I launched Volcano Kimchi in 2015 and since then I’ve been fermenting like crazy trying to perfect my technique and grow the business. 

And it has been an amazing journey. After Rainbow took on my product, I started selling my kimchi at the Farmer’s Market in San Francisco, which has sort of become like my church here. It’s my community, it’s where I go to connect, to be inspired and to try out new ideas. I’ve literally fed thousands of people at the farmer’s market with my kimchi. 

I also found a permanent home for the business. From the beginning I had been working from a shared commercial kitchen. But at the start of the pandemic I found this amazing location that had just become available. 

It’s in the Dog Patch neighborhood. It’s big, it has tall ceilings and huge windows — I can see the entire Bay when I make my kimchi.

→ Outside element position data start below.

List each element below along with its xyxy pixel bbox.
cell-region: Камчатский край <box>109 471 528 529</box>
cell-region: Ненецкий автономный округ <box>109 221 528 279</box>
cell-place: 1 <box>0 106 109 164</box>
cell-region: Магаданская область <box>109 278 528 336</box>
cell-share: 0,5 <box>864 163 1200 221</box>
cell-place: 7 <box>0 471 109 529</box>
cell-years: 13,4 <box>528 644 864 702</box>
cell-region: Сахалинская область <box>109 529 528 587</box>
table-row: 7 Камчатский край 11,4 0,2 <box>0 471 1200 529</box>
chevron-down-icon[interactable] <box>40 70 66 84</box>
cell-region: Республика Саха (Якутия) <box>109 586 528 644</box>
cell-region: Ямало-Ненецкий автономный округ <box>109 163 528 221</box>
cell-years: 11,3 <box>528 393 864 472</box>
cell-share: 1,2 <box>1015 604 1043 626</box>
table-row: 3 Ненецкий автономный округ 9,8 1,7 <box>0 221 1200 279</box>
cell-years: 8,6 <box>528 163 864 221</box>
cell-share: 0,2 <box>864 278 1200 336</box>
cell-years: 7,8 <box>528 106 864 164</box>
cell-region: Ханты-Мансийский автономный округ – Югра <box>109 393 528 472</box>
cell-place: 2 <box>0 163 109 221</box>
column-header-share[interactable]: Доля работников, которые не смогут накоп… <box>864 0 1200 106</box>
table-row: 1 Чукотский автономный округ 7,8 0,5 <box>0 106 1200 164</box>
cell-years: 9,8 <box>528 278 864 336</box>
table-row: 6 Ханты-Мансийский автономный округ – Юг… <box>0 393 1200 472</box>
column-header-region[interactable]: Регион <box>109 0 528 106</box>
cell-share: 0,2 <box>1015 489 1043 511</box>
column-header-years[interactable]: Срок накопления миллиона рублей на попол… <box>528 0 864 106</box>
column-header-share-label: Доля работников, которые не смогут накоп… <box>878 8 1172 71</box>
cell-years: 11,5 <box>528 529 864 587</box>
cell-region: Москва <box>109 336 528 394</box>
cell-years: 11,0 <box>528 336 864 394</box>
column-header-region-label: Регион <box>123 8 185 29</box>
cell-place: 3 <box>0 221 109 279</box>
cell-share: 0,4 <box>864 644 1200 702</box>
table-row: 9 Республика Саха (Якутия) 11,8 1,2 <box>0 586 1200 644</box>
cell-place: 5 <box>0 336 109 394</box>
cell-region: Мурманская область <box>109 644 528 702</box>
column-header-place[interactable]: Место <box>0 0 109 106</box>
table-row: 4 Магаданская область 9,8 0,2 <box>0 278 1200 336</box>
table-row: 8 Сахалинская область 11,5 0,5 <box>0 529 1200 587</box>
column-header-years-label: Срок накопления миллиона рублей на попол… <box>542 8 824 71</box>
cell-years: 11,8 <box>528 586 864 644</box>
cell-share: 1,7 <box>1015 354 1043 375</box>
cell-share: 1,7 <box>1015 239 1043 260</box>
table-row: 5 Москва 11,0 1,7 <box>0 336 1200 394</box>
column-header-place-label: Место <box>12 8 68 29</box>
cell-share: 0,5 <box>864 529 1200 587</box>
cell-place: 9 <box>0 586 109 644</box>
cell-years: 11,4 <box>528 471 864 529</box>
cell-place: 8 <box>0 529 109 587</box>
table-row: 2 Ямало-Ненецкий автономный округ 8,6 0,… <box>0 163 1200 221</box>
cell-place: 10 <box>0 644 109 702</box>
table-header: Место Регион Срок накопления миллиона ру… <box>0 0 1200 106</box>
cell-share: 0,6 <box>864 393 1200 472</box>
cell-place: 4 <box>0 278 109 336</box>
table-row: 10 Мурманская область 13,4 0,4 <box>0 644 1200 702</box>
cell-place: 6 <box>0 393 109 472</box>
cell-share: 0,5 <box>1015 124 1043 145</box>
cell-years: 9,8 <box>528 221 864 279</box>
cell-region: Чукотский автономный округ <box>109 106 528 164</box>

And I have a team now – an amazing group of mostly immigrant women. They are full of creative energy and passion. 

So yes, things have begun to move. I’m still small, tiny really. But I can feel the momentum. We’re actually about to launch a new product that I believe will turn my little fermentation family into something much more substantial. 

I won’t bore you with the details, but I’m excited. And nervous. I can see the potential, and the opportunity. It’s like that radish kimchi in the pot, just on the other side of the temple door. 

I had the same dream the other night. 

I was still on that cliff. And I was feeling nervous, and anxious. 

But this time was different. I knew I was dreaming. In THIS dream, I remembered that I’ve been here before. So I made a decision. I let go, spread my arms and flew.